Ivory has emerged as the critical cog in the entire process. The Jets have won all four games in which he's received at least 20 carries. He's been quiet the last three weeks -- gaining just 84 total yards in those games, including losses to New England and Oakland -- but he also was averaging 115 yards in his first four starts. In fact, Ivory was on the shelf with an injury when the Jets suffered their first defeat of the season, a 24-17 loss to Philadelphia in Week 3.

A healthy Ivory makes life easier for everybody on that offense, especially Fitzpatrick. Anybody who's followed this quarterback's 11-year career knows the book on him. He's been a journeyman with a mediocre arm and a penchant for turning the ball over in bunches. But Fitzpatrick also is intelligent enough to have earned a Harvard degree -- and he possesses an acute understanding of how he can help this team prosper.

The bar was quite low at the position when Fitzpatrick stepped in for Smith during training camp -- Geno had thrown 25 touchdown passes and 34 interceptions in his first two NFL seasons -- so the veteran's efficiency has been welcome. Thus far, Fitzpatrick has a 61.8 completion percentage, 13 touchdowns and seven interceptions.

"Fitz is a smart quarterback," one AFC player personnel director said. "When he tries to do it all and make it about himself, that's when he's prone to mistakes. But when he plays within the offense as a game manager, he can be productive. That's what he's done, for the most part, in New York."

Fitzpatrick's value only has increased now that he's playing with torn ligaments in his left thumb. That problem forced him out of the 34-20 loss to Oakland and quickly left Jets fans wondering what would happen to their team's long-term fortunes. Fitzpatrick answered that question by grinding through a 28-23 win over Jacksonville this past Sunday, but his situation won't get any easier moving forward. It's already been reported that he could undergo surgery as early as this Friday (though he won't necessarily miss any games).

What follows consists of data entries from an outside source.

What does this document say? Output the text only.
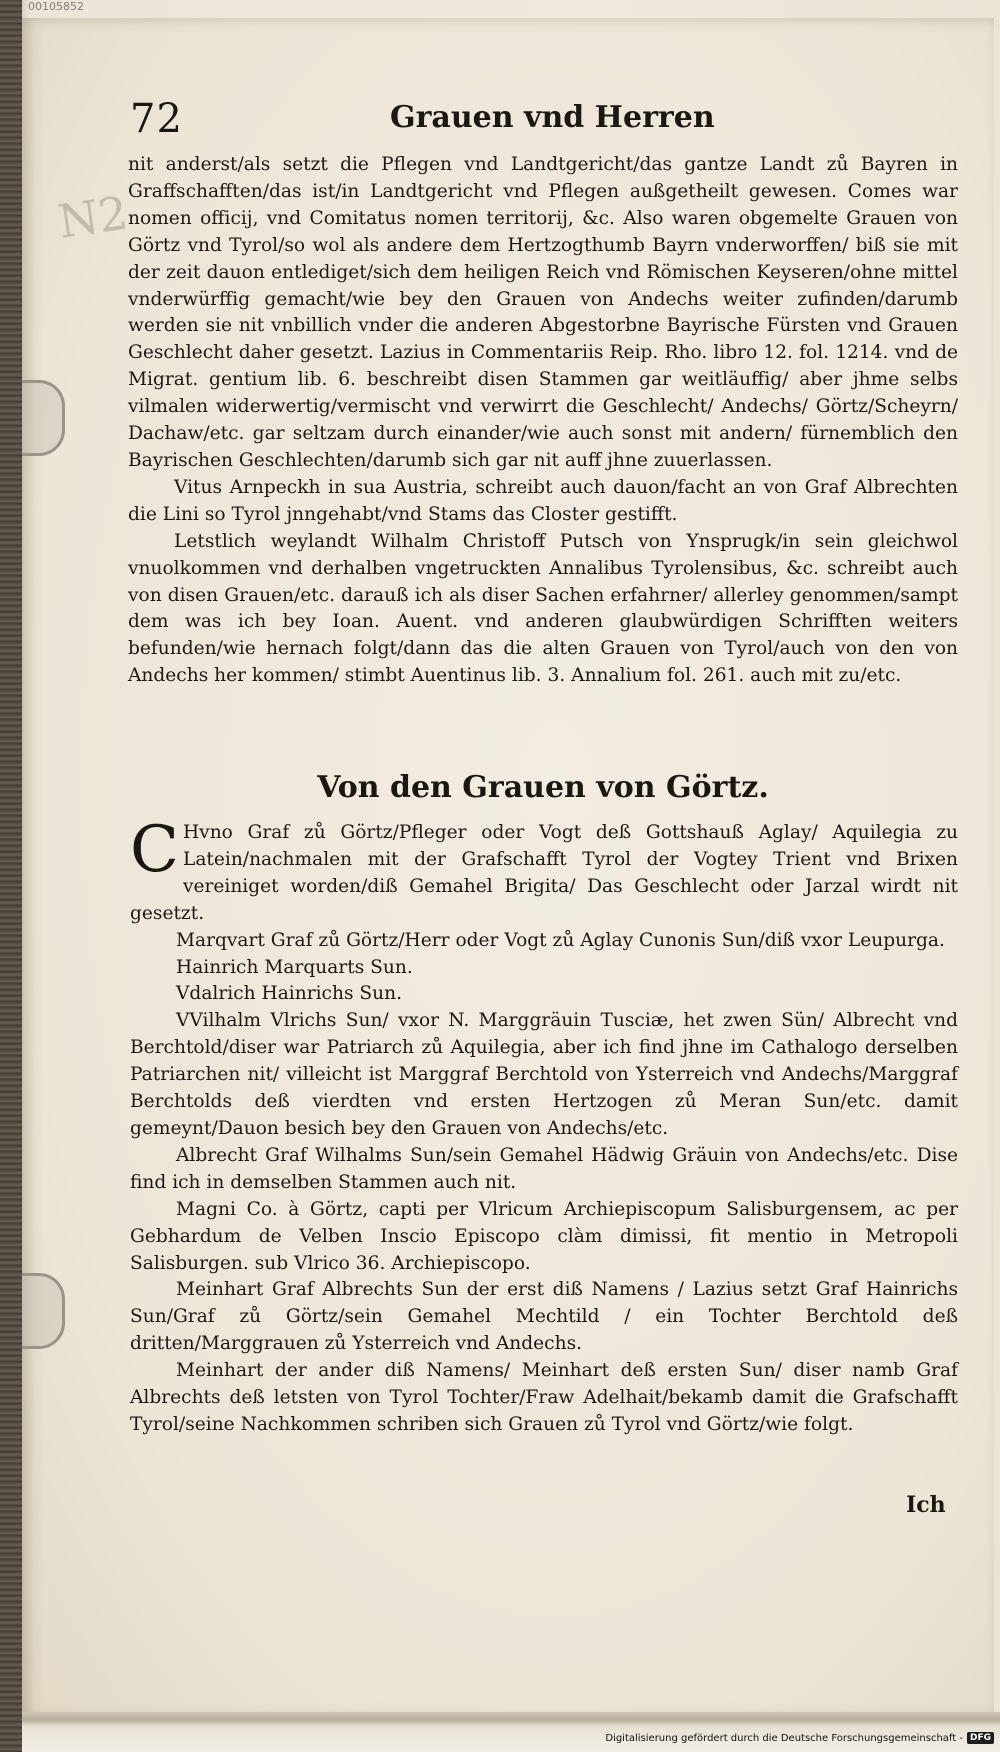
00105852
N2
72	Grauen vnd Herren

nit anderst/als setzt die Pflegen vnd Landtgericht/das gantze Landt zů Bayren in Graffschafften/das ist/in Landtgericht vnd Pflegen außgetheilt gewesen. Comes war nomen officij, vnd Comitatus nomen territorij, &c. Also waren obgemelte Grauen von Görtz vnd Tyrol/so wol als andere dem Hertzogthumb Bayrn vnderworffen/ biß sie mit der zeit dauon entlediget/sich dem heiligen Reich vnd Römischen Keyseren/ohne mittel vnderwürffig gemacht/wie bey den Grauen von Andechs weiter zufinden/darumb werden sie nit vnbillich vnder die anderen Abgestorbne Bayrische Fürsten vnd Grauen Geschlecht daher gesetzt. Lazius in Commentariis Reip. Rho. libro 12. fol. 1214. vnd de Migrat. gentium lib. 6. beschreibt disen Stammen gar weitläuffig/ aber jhme selbs vilmalen widerwertig/vermischt vnd verwirrt die Geschlecht/ Andechs/ Görtz/Scheyrn/ Dachaw/etc. gar seltzam durch einander/wie auch sonst mit andern/ fürnemblich den Bayrischen Geschlechten/darumb sich gar nit auff jhne zuuerlassen.

Vitus Arnpeckh in sua Austria, schreibt auch dauon/facht an von Graf Albrechten die Lini so Tyrol jnngehabt/vnd Stams das Closter gestifft.

Letstlich weylandt Wilhalm Christoff Putsch von Ynsprugk/in sein gleichwol vnuolkommen vnd derhalben vngetruckten Annalibus Tyrolensibus, &c. schreibt auch von disen Grauen/etc. darauß ich als diser Sachen erfahrner/ allerley genommen/sampt dem was ich bey Ioan. Auent. vnd anderen glaubwürdigen Schrifften weiters befunden/wie hernach folgt/dann das die alten Grauen von Tyrol/auch von den von Andechs her kommen/ stimbt Auentinus lib. 3. Annalium fol. 261. auch mit zu/etc.

Von den Grauen von Görtz.

C Hvno Graf zů Görtz/Pfleger oder Vogt deß Gottshauß Aglay/ Aquilegia zu Latein/nachmalen mit der Grafschafft Tyrol der Vogtey Trient vnd Brixen vereiniget worden/diß Gemahel Brigita/ Das Geschlecht oder Jarzal wirdt nit gesetzt.

Marqvart Graf zů Görtz/Herr oder Vogt zů Aglay Cunonis Sun/diß vxor Leupurga.

Hainrich Marquarts Sun.

Vdalrich Hainrichs Sun.

VVilhalm Vlrichs Sun/ vxor N. Marggräuin Tusciæ, het zwen Sün/ Albrecht vnd Berchtold/diser war Patriarch zů Aquilegia, aber ich find jhne im Cathalogo derselben Patriarchen nit/ villeicht ist Marggraf Berchtold von Ysterreich vnd Andechs/Marggraf Berchtolds deß vierdten vnd ersten Hertzogen zů Meran Sun/etc. damit gemeynt/Dauon besich bey den Grauen von Andechs/etc.

Albrecht Graf Wilhalms Sun/sein Gemahel Hädwig Gräuin von Andechs/etc. Dise find ich in demselben Stammen auch nit.

Magni Co. à Görtz, capti per Vlricum Archiepiscopum Salisburgensem, ac per Gebhardum de Velben Inscio Episcopo clàm dimissi, fit mentio in Metropoli Salisburgen. sub Vlrico 36. Archiepiscopo.

Meinhart Graf Albrechts Sun der erst diß Namens / Lazius setzt Graf Hainrichs Sun/Graf zů Görtz/sein Gemahel Mechtild / ein Tochter Berchtold deß dritten/Marggrauen zů Ysterreich vnd Andechs.

Meinhart der ander diß Namens/ Meinhart deß ersten Sun/ diser namb Graf Albrechts deß letsten von Tyrol Tochter/Fraw Adelhait/bekamb damit die Grafschafft Tyrol/seine Nachkommen schriben sich Grauen zů Tyrol vnd Görtz/wie folgt.

Ich
Digitalisierung gefördert durch die Deutsche Forschungsgemeinschaft - DFG
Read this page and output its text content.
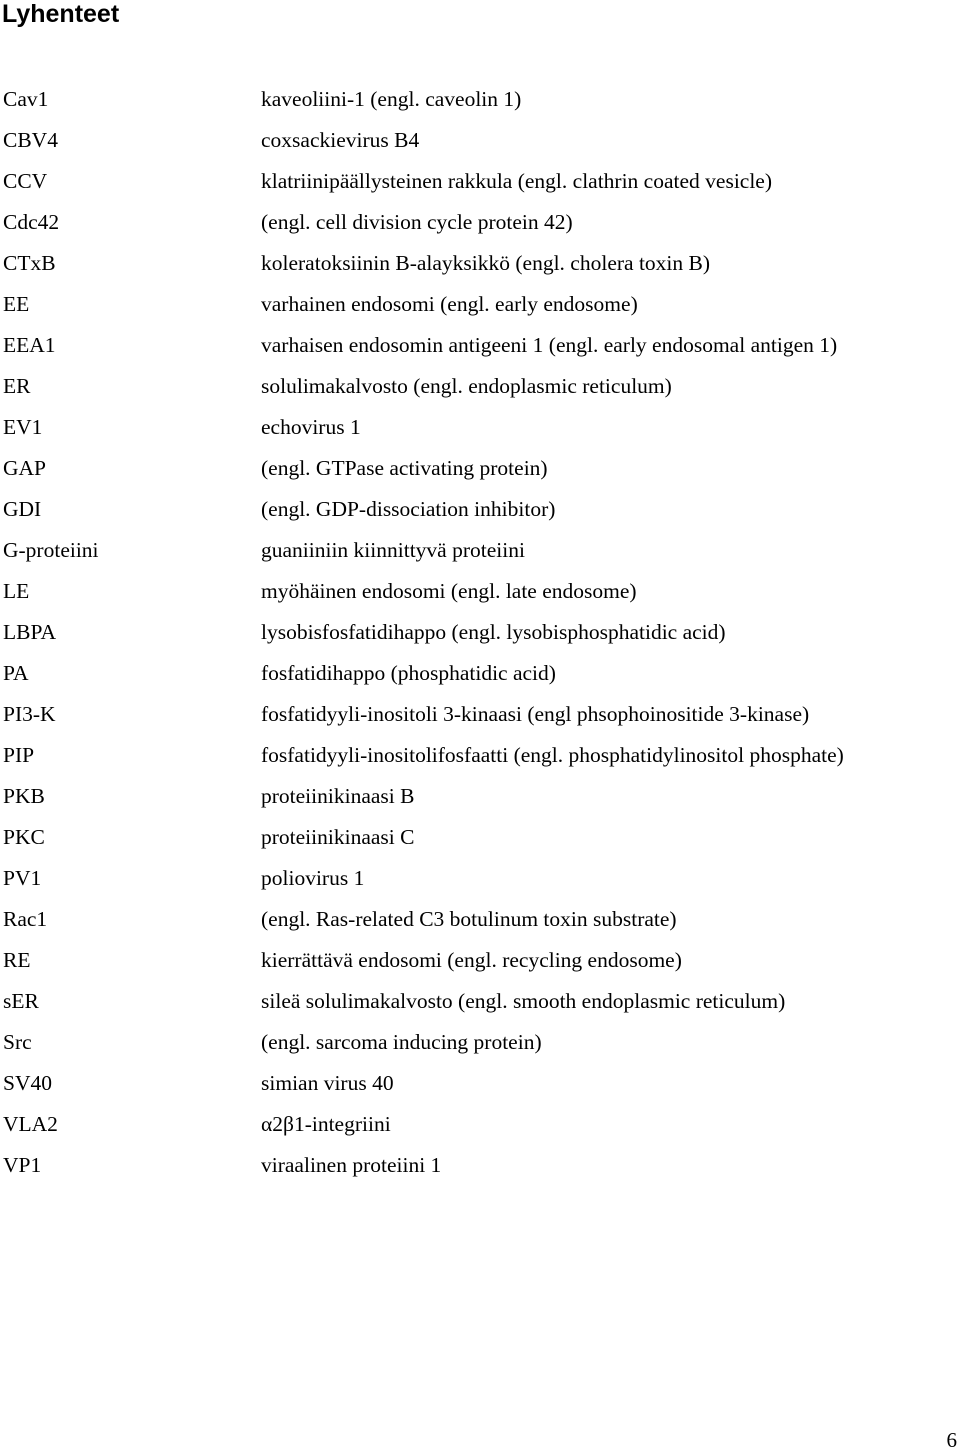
Lyhenteet
Cav1	kaveoliini-1 (engl. caveolin 1)
CBV4	coxsackievirus B4
CCV	klatriinipäällysteinen rakkula (engl. clathrin coated vesicle)
Cdc42	(engl. cell division cycle protein 42)
CTxB	koleratoksiinin B-alayksikkö (engl. cholera toxin B)
EE	varhainen endosomi (engl. early endosome)
EEA1	varhaisen endosomin antigeeni 1 (engl. early endosomal antigen 1)
ER	solulimakalvosto (engl. endoplasmic reticulum)
EV1	echovirus 1
GAP	(engl. GTPase activating protein)
GDI	(engl. GDP-dissociation inhibitor)
G-proteiini	guaniiniin kiinnittyvä proteiini
LE	myöhäinen endosomi (engl. late endosome)
LBPA	lysobisfosfatidihappo (engl. lysobisphosphatidic acid)
PA	fosfatidihappo (phosphatidic acid)
PI3-K	fosfatidyyli-inositoli 3-kinaasi (engl phsophoinositide 3-kinase)
PIP	fosfatidyyli-inositolifosfaatti (engl. phosphatidylinositol phosphate)
PKB	proteiinikinaasi B
PKC	proteiinikinaasi C
PV1	poliovirus 1
Rac1	(engl. Ras-related C3 botulinum toxin substrate)
RE	kierrättävä endosomi (engl. recycling endosome)
sER	sileä solulimakalvosto (engl. smooth endoplasmic reticulum)
Src	(engl. sarcoma inducing protein)
SV40	simian virus 40
VLA2	α2β1-integriini
VP1	viraalinen proteiini 1
6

The upside here is that we're all seeing the toughness in this offense. The Jets' offensive players understand that they're likely viewed as background singers on this team, but they also realize they'll have plenty of moments to shine. The fact is that they've only struggled this year when injuries have befallen them or they've tried to press too hard. Marshall's ill-advised failed lateral in the aforementioned Eagles defeat and his dropped passes in the 30-23 loss to New England are vivid examples of what can happen when the Jets' offense thinks it has to be more than what it is.

Every game, all season

The reality is that New York's offense could be quite dangerous during the second half of the season if Fitzpatrick and Ivory can stay on the field. This unit doesn't generate a ton of explosive plays -- a knock that always has dogged Fitzpatrick -- but the Jets also don't need that to be productive. Their greatest strength is the physical nature they bring to the field. With big receivers, a bruising offensive line and a banger in Ivory, they have exactly the right personality to mesh with a defense that is dynamic.

The question now is whether that offense is ready to be more than just an asset that makes life easier on the other side of the football. If it can do that, then the Jets should deliver even more surprises than we've already seen.